Peter A. Engel, M.D., Assistant Professor of Medicine, Harvard Medical School; Staff Physician, Department of Medicine, Division of Geriatrics and Palliative Care
Christinel Stefanescu, M.D., Ph.D., University of Medicine and Pharmacy "Gr. T. Popa" Iasi, Romania
This presentation will explore how science and empathy relate to each other and the necessary grounding that comes with this relationship. We will bring into discussion Husserilian phenomenology accessed through the work of Edith Stein along with the anthropology of human spirit viewed through the Eastern Orthodox Patristic tradition. We will look at their applicability to current medical practice as both, Husserilian phenomenology and Patristic tradition through ascetical practice are able to directly form and facilitate the true character of clinical empathy.
It’s alarming how fast doctors’ empathy wanes; we must ask why and to what cost. The medical education system largely ignores the emotional side of health care and future doctors end up distancing themselves from patient sufferance.
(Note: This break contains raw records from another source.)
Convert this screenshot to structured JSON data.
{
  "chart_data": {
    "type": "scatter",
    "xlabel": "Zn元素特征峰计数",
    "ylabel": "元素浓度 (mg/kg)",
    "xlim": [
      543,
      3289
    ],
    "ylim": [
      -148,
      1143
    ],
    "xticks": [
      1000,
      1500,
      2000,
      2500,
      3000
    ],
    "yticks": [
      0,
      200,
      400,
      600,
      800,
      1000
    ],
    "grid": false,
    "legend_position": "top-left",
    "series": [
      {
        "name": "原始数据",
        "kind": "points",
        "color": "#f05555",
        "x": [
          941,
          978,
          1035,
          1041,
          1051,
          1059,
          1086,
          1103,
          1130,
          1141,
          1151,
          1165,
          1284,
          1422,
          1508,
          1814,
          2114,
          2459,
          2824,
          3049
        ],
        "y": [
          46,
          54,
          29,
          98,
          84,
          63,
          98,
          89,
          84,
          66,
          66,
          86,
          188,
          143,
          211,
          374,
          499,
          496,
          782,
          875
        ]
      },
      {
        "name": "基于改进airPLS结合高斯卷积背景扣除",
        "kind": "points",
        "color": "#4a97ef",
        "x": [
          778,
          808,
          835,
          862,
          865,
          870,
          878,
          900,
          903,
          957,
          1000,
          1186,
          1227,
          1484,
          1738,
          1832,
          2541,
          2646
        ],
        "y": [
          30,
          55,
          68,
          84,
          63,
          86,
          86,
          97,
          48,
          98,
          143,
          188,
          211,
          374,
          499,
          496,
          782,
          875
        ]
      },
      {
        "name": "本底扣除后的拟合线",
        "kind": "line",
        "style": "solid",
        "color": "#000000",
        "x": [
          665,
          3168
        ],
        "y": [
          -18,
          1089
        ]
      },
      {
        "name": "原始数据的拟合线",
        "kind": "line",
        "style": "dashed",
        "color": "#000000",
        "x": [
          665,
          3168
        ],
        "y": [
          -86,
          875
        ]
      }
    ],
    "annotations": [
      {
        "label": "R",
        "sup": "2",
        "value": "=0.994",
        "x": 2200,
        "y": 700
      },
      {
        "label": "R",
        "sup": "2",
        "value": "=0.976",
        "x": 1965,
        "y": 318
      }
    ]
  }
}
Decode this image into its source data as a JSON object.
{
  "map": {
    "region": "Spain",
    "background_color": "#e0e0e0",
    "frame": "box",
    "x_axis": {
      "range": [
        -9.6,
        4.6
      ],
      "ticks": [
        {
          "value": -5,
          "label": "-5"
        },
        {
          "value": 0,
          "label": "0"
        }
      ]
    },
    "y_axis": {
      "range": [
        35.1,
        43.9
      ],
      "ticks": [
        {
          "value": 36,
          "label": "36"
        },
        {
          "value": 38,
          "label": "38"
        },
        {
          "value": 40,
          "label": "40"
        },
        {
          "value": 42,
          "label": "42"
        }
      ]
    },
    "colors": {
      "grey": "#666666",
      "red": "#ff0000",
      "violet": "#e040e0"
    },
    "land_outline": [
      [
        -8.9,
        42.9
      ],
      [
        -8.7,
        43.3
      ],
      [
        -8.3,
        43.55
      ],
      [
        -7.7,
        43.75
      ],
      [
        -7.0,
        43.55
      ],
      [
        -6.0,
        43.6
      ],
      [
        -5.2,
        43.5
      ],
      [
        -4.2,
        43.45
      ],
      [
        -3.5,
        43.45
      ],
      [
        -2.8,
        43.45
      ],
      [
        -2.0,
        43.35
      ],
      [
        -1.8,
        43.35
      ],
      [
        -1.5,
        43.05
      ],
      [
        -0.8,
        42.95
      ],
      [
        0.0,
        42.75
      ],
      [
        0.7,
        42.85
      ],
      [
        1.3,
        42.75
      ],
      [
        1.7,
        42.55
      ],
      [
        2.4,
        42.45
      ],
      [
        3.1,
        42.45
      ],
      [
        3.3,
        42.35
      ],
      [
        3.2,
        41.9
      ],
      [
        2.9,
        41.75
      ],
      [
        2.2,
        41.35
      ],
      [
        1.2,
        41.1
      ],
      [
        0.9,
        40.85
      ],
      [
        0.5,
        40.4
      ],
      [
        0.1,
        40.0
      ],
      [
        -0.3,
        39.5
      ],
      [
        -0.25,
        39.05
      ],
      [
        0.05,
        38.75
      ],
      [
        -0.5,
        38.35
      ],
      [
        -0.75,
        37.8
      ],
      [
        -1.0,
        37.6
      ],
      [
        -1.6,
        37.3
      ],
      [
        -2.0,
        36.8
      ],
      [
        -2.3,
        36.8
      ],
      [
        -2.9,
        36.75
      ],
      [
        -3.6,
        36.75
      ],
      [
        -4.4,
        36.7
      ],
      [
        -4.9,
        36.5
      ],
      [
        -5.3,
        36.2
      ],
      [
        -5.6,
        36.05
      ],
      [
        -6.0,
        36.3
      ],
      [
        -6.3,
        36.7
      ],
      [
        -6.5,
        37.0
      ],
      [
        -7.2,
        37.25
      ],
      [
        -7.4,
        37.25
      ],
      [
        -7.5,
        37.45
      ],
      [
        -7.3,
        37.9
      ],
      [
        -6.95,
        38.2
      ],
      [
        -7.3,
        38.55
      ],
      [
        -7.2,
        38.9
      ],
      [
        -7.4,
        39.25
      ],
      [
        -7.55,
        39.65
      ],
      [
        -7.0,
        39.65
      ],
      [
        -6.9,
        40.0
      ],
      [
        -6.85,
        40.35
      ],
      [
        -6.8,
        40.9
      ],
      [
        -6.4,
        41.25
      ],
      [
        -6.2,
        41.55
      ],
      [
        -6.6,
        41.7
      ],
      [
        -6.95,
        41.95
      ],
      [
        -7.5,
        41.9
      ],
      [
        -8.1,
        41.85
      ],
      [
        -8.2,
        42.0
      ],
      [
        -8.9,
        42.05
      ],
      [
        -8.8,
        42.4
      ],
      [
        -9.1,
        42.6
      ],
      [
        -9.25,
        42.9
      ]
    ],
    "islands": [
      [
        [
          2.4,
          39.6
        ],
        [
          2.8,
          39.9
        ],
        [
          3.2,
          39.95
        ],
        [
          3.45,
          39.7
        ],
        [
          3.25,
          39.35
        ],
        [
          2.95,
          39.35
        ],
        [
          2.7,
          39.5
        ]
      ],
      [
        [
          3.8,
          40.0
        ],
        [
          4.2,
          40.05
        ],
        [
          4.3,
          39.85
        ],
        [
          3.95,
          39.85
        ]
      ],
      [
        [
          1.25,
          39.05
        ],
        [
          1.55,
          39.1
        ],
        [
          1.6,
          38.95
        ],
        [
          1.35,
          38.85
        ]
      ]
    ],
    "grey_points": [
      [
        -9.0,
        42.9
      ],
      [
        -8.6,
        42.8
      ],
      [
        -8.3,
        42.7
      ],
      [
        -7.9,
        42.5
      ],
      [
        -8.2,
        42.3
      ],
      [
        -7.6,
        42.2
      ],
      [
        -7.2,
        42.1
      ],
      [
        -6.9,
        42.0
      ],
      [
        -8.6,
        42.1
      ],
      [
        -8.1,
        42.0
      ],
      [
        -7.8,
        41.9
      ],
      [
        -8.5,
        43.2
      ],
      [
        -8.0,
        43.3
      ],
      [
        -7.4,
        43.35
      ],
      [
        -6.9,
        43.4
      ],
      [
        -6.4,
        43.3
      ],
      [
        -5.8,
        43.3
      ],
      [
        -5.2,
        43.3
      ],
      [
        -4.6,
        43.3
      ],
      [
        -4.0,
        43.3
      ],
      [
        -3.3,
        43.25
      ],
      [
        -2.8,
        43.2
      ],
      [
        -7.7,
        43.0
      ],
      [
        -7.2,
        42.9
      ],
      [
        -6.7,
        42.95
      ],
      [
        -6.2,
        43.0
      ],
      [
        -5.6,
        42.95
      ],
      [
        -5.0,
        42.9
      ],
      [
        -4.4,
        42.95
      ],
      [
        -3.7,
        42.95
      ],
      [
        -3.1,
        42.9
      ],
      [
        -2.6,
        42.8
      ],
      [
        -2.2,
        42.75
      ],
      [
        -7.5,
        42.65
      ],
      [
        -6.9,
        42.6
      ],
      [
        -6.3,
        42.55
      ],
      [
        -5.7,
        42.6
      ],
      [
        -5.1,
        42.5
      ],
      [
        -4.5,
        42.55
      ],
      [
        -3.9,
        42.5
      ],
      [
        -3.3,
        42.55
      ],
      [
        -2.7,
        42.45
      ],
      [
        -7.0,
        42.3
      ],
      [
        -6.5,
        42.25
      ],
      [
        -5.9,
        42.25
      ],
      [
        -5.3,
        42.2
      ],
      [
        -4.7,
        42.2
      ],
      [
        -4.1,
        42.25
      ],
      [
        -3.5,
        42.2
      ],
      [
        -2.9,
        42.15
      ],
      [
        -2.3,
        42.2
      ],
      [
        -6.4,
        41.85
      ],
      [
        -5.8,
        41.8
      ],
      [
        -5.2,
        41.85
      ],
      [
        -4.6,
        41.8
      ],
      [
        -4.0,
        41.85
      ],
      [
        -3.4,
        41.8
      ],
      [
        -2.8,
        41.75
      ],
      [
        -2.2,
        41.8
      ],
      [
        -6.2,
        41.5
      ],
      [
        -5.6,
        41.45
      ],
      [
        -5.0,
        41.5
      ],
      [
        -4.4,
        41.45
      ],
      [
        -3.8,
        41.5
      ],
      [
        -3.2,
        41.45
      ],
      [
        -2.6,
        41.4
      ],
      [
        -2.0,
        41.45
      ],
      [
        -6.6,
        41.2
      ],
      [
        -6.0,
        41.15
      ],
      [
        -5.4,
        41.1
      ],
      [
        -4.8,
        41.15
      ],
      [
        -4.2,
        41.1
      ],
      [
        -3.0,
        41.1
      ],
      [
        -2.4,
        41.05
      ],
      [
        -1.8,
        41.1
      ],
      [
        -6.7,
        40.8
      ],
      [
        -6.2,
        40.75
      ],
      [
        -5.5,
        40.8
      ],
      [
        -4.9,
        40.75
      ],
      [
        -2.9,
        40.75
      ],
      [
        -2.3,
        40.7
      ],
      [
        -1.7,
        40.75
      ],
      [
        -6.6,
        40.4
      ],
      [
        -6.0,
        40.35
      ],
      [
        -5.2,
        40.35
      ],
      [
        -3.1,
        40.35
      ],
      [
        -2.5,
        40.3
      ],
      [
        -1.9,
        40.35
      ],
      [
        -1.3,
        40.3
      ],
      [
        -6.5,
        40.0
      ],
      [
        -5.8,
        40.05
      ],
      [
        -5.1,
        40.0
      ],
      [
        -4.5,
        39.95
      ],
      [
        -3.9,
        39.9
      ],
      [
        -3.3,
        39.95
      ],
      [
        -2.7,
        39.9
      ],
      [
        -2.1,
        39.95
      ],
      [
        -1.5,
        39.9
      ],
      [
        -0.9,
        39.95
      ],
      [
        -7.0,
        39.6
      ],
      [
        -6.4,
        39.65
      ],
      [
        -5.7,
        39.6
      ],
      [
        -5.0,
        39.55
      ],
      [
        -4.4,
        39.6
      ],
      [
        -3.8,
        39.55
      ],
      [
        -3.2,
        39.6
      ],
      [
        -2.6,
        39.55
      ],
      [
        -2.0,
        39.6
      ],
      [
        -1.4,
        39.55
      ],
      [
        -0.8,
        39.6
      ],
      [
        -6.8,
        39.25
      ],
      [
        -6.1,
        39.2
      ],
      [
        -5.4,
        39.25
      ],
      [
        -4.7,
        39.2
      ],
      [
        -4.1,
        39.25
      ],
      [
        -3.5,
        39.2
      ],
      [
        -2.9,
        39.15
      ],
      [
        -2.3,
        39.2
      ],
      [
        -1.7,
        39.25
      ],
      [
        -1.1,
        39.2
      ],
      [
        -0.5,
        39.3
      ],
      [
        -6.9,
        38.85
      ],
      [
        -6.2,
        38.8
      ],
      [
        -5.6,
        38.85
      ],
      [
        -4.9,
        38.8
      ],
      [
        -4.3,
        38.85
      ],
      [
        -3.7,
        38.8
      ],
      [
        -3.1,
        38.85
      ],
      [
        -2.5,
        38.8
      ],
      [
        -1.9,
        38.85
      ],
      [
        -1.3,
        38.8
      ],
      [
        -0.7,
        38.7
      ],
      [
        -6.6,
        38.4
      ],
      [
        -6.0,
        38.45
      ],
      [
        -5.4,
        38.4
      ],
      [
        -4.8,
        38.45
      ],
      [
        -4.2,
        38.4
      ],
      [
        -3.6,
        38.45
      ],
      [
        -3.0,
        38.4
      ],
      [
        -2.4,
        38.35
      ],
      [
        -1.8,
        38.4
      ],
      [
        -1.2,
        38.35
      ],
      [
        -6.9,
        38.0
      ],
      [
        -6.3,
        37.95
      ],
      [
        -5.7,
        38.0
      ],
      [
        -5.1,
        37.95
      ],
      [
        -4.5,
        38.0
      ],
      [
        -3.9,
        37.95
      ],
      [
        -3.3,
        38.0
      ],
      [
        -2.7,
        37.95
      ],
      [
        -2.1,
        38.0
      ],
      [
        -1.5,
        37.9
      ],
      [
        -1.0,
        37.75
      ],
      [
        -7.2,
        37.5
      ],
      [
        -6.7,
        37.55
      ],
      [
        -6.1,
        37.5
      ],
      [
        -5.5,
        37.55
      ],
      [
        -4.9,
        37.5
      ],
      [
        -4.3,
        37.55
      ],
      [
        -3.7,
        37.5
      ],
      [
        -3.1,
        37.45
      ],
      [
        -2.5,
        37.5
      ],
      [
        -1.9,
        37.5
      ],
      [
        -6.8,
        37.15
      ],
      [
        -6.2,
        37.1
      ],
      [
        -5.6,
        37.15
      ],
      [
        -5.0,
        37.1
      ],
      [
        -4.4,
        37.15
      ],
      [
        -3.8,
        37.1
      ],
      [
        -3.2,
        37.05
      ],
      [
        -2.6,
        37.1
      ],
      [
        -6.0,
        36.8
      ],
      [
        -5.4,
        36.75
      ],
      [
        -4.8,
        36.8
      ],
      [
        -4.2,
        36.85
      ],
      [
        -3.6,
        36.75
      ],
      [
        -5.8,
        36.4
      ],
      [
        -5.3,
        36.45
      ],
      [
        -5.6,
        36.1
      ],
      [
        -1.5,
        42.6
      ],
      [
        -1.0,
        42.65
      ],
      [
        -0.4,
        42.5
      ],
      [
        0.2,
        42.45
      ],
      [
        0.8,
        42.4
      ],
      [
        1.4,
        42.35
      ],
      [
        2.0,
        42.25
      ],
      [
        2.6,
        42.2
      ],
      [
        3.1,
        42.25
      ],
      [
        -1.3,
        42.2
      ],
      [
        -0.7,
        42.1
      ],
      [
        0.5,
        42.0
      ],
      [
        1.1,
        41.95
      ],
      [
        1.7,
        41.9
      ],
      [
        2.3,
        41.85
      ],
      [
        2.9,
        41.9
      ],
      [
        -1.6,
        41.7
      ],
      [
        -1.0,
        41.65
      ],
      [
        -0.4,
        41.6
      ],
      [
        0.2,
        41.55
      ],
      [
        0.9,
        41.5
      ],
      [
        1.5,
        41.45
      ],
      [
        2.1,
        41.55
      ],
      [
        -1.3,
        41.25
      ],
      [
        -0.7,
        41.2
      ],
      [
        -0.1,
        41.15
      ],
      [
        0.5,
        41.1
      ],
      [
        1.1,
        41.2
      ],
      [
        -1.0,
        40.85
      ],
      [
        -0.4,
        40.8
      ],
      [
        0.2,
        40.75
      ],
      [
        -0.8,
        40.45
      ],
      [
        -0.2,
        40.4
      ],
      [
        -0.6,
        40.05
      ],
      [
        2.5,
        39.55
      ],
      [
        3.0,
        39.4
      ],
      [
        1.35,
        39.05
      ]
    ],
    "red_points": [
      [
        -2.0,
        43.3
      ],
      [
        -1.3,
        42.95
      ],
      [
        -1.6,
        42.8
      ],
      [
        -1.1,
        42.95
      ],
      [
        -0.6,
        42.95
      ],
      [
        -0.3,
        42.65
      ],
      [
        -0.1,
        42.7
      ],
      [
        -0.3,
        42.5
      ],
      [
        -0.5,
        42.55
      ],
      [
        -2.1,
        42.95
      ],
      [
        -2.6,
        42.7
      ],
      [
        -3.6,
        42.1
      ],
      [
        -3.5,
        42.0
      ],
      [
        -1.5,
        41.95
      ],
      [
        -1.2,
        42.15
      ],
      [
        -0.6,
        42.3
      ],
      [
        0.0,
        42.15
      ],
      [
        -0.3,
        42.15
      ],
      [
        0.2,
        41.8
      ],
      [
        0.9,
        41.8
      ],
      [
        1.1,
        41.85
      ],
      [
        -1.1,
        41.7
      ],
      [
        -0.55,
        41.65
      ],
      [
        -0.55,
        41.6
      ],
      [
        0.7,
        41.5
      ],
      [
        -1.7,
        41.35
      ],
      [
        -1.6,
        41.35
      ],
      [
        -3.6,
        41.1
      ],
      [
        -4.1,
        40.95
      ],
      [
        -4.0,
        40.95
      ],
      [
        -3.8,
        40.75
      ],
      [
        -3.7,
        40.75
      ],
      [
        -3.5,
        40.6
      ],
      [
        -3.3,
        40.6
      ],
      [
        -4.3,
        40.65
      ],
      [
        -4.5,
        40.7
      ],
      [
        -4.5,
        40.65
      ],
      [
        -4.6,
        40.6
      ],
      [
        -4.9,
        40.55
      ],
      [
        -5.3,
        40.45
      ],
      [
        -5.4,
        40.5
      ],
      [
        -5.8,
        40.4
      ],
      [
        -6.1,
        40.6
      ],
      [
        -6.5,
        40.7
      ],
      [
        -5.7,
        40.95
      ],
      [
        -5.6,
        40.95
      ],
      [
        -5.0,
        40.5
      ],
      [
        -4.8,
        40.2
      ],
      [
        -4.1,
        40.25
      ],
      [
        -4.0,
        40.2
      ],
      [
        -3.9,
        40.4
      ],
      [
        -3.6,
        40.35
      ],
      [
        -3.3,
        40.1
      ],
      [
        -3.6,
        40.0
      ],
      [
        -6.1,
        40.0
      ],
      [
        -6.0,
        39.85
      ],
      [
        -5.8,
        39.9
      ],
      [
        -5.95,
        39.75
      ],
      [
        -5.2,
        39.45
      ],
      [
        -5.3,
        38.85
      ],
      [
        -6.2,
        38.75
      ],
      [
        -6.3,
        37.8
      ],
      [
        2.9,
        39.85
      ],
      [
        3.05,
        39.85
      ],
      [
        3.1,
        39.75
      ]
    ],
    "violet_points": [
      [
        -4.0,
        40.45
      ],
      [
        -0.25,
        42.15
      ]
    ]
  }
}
Yet the dimension of empathy remains crucial to the doctors’ humanity as well as patients’ dignity and can be key to medical efficacy.
Starting from Jodi Helpern’s understanding of clinical empathy and by an analyses and qualification of her work through her resources (in particular Husserl, Heidegger, and Stein) we will present a comparison to both Eastern Orthodox and Latin Christian traditions of ethics and interpersonal encounter and infer how these traditions can foster long term sustainability of clinical empathy for medical care givers. The presentation will also address the following questions: Is there a science of empathy? How do science and empathy relate? For Halpern there are two fundamental realities that she relies on in order to address these questions. Those are introspection and emotional wisdom. We will carefully address each of these and argue for deeper criteria involved in such understanding. The sources used in this analysis matter because in this world of brokenness, where sickness and suffering can overwhelm us, they could offer light and awareness through an inner life existent in each one of us. In the early Christian and Patristic perspective this inner life can be understood to come from a participation or sharing in the divine nature. Since we are made in the image and likeness of God, within this inner life there are sparks of the divine that guide us towards a unity with God through out our daily lives. The daily concerns and other individual past experience may cloud and obscure the divine inspirations which are the guidance to a fuller experience of our humanity. This line of spiritual reflection calls us to empathize with one another through a deeper awareness of ones inner life’s relation to God. One vivid example is St. Paul who speaks about how to stay awake, to become conscious and aware not only about the life of outer senses but especially about our interior senses. This can be understood as a light of discernment that is found through a life of faith and prayer that can and may form the activity of deeper emphatic encounter.
The inquiry presented in this paper will bare light for the contemporary scientific and medical practice and will offer directions of applicability both in the scientific process of research and in clinical encounters.